Using ToDiagnostics() for Testing
ToDiagnostics() is the primary tool for verifying that Quarry generates the SQL you expect. Since all SQL is pre-built at compile time, you can assert against it in unit tests without executing any database queries.
Basic SQL Assertion
var diag = db.Users()
.Where(u => u.IsActive)
.Select(u => (u.UserId, u.UserName))
.ToDiagnostics();
Assert.That(diag.Sql, Is.EqualTo(
"SELECT \"UserId\", \"UserName\" FROM \"users\" WHERE \"IsActive\" = 1"));
Assert.That(diag.Kind, Is.EqualTo(DiagnosticQueryKind.Select));
Assert.That(diag.Dialect, Is.EqualTo(SqlDialect.SQLite));
Cross-Dialect Verification
When you have multiple contexts with different dialects, you can verify the SQL for each:
// Build the same query against each dialect context
var lite = dbSqlite.Users().Where(u => u.IsActive).Select(u => (u.UserId, u.UserName)).Prepare();
var pg = dbPostgres.Users().Where(u => u.IsActive).Select(u => (u.UserId, u.UserName)).Prepare();
Assert.That(lite.ToDiagnostics().Sql, Is.EqualTo(
"SELECT \"UserId\", \"UserName\" FROM \"users\" WHERE \"IsActive\" = 1"));
Assert.That(pg.ToDiagnostics().Sql, Is.EqualTo(
"SELECT \"UserId\", \"UserName\" FROM \"users\" WHERE \"IsActive\" = TRUE"));
Verifying Conditional Queries
For conditional chains, verify that each variant produces the expected SQL:
string GetSql(bool activeOnly, bool sortByName)
{
var q = db.Users().Select(u => (u.UserId, u.UserName));
if (activeOnly)
q = q.Where(u => u.IsActive);
if (sortByName)
q = q.OrderBy(u => u.UserName);
return q.ToDiagnostics().Sql;
}
Assert.That(GetSql(false, false), Does.Not.Contain("WHERE"));
Assert.That(GetSql(true, false), Does.Contain("WHERE"));
Assert.That(GetSql(false, true), Does.Contain("ORDER BY"));
Assert.That(GetSql(true, true), Does.Contain("WHERE").And.Contain("ORDER BY"));
Verifying Modifications
ToDiagnostics() works on insert, update, and delete chains too:
var diag = db.Users()
.Update()
.Set(u => u.UserName = "Updated")
.Where(u => u.UserId == 1)
.ToDiagnostics();
Assert.That(diag.Kind, Is.EqualTo(DiagnosticQueryKind.Update));
Assert.That(diag.Sql, Does.Contain("SET \"UserName\""));
Assert.That(diag.Sql, Does.Contain("WHERE \"UserId\""));
Using Prepare for Multi-Terminal Testing
.Prepare() compiles the chain once and lets you call both ToDiagnostics() and an execution terminal on the same chain.
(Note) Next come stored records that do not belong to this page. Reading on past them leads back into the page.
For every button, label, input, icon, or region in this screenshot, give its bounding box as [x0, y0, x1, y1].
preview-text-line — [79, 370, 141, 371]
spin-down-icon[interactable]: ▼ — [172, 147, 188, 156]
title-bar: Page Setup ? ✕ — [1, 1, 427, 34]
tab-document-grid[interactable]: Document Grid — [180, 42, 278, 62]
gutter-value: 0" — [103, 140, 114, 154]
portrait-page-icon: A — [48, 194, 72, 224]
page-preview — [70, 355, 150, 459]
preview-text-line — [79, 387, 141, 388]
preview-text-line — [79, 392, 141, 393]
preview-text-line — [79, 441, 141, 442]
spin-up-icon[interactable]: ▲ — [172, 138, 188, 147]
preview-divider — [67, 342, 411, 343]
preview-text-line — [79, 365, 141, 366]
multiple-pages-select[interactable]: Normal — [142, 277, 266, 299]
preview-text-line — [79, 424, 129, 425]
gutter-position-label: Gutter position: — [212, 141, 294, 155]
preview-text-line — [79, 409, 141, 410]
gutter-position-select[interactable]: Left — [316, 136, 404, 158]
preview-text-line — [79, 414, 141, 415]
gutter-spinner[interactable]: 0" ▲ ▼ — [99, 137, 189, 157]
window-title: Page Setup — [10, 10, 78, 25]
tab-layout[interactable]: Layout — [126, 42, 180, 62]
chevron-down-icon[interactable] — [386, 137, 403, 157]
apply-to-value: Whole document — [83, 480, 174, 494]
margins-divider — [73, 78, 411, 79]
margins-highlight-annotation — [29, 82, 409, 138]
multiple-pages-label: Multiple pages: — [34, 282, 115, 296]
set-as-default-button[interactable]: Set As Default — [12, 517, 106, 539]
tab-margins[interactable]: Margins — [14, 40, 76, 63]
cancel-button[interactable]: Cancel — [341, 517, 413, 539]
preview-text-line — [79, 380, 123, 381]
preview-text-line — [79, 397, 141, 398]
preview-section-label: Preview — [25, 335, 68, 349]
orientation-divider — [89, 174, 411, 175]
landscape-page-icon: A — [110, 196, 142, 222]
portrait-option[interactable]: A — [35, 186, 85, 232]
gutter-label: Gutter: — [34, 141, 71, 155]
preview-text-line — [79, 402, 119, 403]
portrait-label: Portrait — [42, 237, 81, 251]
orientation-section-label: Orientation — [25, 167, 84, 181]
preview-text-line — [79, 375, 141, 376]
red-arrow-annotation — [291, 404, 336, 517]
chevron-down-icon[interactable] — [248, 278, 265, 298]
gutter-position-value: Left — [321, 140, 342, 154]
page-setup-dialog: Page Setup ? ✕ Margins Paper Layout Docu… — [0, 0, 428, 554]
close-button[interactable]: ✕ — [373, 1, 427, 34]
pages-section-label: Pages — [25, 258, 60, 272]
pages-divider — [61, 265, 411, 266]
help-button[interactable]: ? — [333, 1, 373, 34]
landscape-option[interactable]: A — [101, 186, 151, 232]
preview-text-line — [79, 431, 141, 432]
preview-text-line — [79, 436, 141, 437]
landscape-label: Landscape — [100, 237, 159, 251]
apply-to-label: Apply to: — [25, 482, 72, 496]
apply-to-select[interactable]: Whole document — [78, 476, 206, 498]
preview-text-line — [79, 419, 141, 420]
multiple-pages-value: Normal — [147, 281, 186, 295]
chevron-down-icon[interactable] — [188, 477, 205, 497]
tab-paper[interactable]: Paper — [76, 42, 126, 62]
This is the recommended pattern for tests that need to verify SQL and then execute:
var prepared = db.Users()
.Where(u => u.IsActive)
.Select(u => (u.UserId, u.UserName))
.Prepare();
// Verify SQL
var diag = prepared.ToDiagnostics();
Assert.That(diag.Sql, Does.Contain("WHERE"));
Assert.That(diag.ProjectionKind, Is.EqualTo("Tuple"));
// Then execute
var results = await prepared.ExecuteFetchAllAsync();
Assert.That(results, Has.Count.GreaterThan(0));
Compile-Time Diagnostics
See Analyzer Rules for the full list of QRY and QRA diagnostic codes.